Mulai dari situ perilakunya perlahan-lahan berubah. Ia tidak lagi menonton film koboi Bonanza dan menolak mengenakan baju model barat di luar sekolah. Keluarganya mengingat, Usamah kerap menonton siaran berita dan menangis saat melihat penderitaan warga Palestina.

"Usamah remaja sebenarnya tidak berubah. Tapi dia menaruh perhatian, sedih, dan frustasi terhadap nasib di Palestina dan negara-negara Timur tengah," kata ibunya.

"Usamah mengatakan kaum muslim saat itu tidak dekat pada Allah. Remaja muslim saat itu terlalu sibuk bermain dan bersenang-senang," sambung Alia.

Usamah mulai puasa Senin-Kamis. Jadwal hidupnya berubah. Usai shalat Isya, ia langsung tidur. Tengah malah ia selalu shalat tahajud. Usamah pun lebih disiplin pada adik-adiknya, dengan meminta mereka shalat Subuh di masjid terdekat.

Usamah juga membenci hal-hal yang berbau seksual. Ketika ia menangkap basah adiknya menggoda pembantu mereka, Usamah marah bukan main. Ia menampar adiknya.

Cerita lain, ketika ia bercengkerama dengan rekannya di Beirut, kawan adiknya menyodorkan majalah porno. Usamah murka. Ia menegaskan, ia dan keluarganya tidak akan lagi berhubungan dengan anak tersebut.

Alia Ghanem menyaksikan perkembangan puteranya dengan khawatir. Ia menuangkan keresahannya pada saudaranya, Leila Ghanem, yang mengatakan, "Alia sangat khawatir terhadap nasib Usamah karena ia berubah. Alia tahu perubahan anaknya itu sudah terlalu dalam. Ia hanya sanggup berdoa semoga Allah SWT melindungi Usamah," katanya.

Cerita lain soal Usamah terjadi saat keluarga mereka naik mobil ke Siria, mengunjungi kerabat. Di tengah jalan, supir mereka memutar kaset biduan Mesir terkena, Umm Kalthoum (Umi Kultum). Usamah marah besar mendengar lagu itu. Ia meminta supir mematikan musiknya. Supir menolak. Usamah membentak, "Ingat kalau gajimu kami yang bayar. Kalau kamu tidak mematikan kaset itu sekarang, bawa kami kembali ke Jeddah." Bahkan ayah dan ibu Usamah hanya terdiam melihat murka anak mereka.
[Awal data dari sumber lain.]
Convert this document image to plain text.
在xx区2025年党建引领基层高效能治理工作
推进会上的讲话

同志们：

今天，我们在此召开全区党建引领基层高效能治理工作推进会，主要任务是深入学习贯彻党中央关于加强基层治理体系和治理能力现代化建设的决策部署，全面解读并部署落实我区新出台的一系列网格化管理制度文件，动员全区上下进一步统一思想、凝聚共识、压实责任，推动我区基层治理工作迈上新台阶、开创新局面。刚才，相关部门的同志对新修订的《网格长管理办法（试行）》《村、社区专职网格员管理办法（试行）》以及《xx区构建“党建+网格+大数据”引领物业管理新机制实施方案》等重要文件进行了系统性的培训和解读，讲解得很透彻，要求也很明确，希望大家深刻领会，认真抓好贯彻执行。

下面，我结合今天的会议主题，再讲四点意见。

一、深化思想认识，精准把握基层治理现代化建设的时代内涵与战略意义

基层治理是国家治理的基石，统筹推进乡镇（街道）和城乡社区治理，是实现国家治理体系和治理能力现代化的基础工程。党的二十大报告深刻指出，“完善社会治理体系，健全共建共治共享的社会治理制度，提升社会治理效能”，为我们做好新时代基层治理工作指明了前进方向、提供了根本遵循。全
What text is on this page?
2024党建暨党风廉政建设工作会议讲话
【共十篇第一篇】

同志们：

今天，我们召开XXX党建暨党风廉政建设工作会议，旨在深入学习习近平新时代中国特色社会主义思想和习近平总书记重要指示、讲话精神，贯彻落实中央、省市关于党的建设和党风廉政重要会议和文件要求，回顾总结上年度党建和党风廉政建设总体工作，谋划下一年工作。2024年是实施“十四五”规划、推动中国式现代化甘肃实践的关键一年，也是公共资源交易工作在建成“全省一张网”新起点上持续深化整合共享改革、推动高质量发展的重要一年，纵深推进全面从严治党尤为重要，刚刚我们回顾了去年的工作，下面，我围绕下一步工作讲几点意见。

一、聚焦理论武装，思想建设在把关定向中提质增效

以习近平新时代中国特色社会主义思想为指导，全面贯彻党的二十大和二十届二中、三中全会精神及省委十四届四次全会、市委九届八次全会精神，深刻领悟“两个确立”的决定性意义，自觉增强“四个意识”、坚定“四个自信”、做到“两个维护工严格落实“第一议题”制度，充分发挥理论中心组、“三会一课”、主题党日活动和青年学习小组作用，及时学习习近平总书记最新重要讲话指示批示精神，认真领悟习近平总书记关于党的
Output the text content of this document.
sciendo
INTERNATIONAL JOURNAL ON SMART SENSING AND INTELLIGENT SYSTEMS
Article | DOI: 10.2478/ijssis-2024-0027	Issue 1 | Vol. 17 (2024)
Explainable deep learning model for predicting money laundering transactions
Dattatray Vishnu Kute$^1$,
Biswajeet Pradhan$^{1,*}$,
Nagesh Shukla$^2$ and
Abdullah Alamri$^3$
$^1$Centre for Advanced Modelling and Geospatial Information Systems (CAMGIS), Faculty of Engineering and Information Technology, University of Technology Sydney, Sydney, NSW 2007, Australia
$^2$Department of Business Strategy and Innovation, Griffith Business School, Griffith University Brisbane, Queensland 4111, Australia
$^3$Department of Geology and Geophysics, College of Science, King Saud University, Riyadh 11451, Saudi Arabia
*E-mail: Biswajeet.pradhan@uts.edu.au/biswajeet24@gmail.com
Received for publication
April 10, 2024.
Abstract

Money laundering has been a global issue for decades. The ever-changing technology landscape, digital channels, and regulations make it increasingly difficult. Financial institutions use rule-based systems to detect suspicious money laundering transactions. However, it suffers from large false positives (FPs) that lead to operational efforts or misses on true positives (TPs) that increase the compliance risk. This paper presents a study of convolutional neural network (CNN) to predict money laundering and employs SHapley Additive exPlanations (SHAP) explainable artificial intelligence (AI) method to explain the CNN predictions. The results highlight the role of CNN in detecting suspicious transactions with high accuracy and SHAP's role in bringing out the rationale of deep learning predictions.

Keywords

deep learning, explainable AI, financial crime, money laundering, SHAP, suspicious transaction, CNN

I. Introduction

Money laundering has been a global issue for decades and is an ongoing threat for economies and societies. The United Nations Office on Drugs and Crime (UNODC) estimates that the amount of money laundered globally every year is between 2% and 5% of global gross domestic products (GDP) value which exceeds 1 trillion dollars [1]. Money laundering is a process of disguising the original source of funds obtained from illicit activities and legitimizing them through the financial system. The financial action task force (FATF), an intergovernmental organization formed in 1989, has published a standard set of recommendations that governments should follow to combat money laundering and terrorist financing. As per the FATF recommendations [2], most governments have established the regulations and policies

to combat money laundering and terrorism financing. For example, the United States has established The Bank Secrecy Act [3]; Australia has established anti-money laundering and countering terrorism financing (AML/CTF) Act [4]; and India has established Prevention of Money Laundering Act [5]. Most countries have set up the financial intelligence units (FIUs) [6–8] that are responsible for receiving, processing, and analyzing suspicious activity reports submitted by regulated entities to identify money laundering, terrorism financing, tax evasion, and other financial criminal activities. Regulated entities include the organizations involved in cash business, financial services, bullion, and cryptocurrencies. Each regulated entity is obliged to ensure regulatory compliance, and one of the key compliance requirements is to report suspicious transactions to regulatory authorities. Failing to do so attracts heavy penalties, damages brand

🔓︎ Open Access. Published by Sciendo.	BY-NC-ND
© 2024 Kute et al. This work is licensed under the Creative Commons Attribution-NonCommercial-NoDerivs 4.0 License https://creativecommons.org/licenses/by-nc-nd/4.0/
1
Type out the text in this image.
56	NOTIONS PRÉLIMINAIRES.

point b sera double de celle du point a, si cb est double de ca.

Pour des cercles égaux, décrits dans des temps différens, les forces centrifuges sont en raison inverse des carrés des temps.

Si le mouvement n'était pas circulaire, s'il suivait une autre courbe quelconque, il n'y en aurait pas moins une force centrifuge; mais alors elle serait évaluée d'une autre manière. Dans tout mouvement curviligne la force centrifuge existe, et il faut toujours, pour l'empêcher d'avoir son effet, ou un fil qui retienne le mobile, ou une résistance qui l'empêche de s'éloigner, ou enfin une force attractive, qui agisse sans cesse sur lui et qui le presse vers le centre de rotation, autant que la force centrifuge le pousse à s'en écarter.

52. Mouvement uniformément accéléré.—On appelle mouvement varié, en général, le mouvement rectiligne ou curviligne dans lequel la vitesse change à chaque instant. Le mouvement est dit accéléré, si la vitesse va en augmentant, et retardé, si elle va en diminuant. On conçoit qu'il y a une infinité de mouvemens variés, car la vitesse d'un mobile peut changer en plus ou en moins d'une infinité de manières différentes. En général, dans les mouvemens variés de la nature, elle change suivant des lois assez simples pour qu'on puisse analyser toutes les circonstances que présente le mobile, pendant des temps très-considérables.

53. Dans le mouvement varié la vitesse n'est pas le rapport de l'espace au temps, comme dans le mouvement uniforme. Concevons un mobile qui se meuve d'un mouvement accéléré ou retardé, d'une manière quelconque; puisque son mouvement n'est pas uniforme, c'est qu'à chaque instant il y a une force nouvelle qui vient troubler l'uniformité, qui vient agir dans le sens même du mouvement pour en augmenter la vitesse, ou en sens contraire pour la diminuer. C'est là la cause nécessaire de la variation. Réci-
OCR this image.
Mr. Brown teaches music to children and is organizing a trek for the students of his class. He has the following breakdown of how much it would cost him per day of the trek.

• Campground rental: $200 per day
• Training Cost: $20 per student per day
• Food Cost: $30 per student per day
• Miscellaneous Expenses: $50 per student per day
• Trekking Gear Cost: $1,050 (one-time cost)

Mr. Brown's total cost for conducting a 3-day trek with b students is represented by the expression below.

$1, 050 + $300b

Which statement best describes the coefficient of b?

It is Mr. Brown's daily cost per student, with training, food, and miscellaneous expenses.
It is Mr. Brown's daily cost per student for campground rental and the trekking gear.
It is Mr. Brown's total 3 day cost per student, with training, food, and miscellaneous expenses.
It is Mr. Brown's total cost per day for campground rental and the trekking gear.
Soal musik, Usamah lebih memilih nasyid. Ia membentuk grup nasyid bersama beberapa rekannya. Ia menolak memainkan alat musik. Grup nasyid ini sempat merekam sejumlah lagu perjuangan dan mengedarkan kasetnya secara terbatas. Usamah juga masih bermain sepak bola, namun menolak mengenakan celana pendek. Bersama teman-teman timnya mereka kerap bertanding melawan anak-anak di permukiman miskin di Jeddah. Usamah tak jarang membawa bekal makanan bagi seluruh anggota tim.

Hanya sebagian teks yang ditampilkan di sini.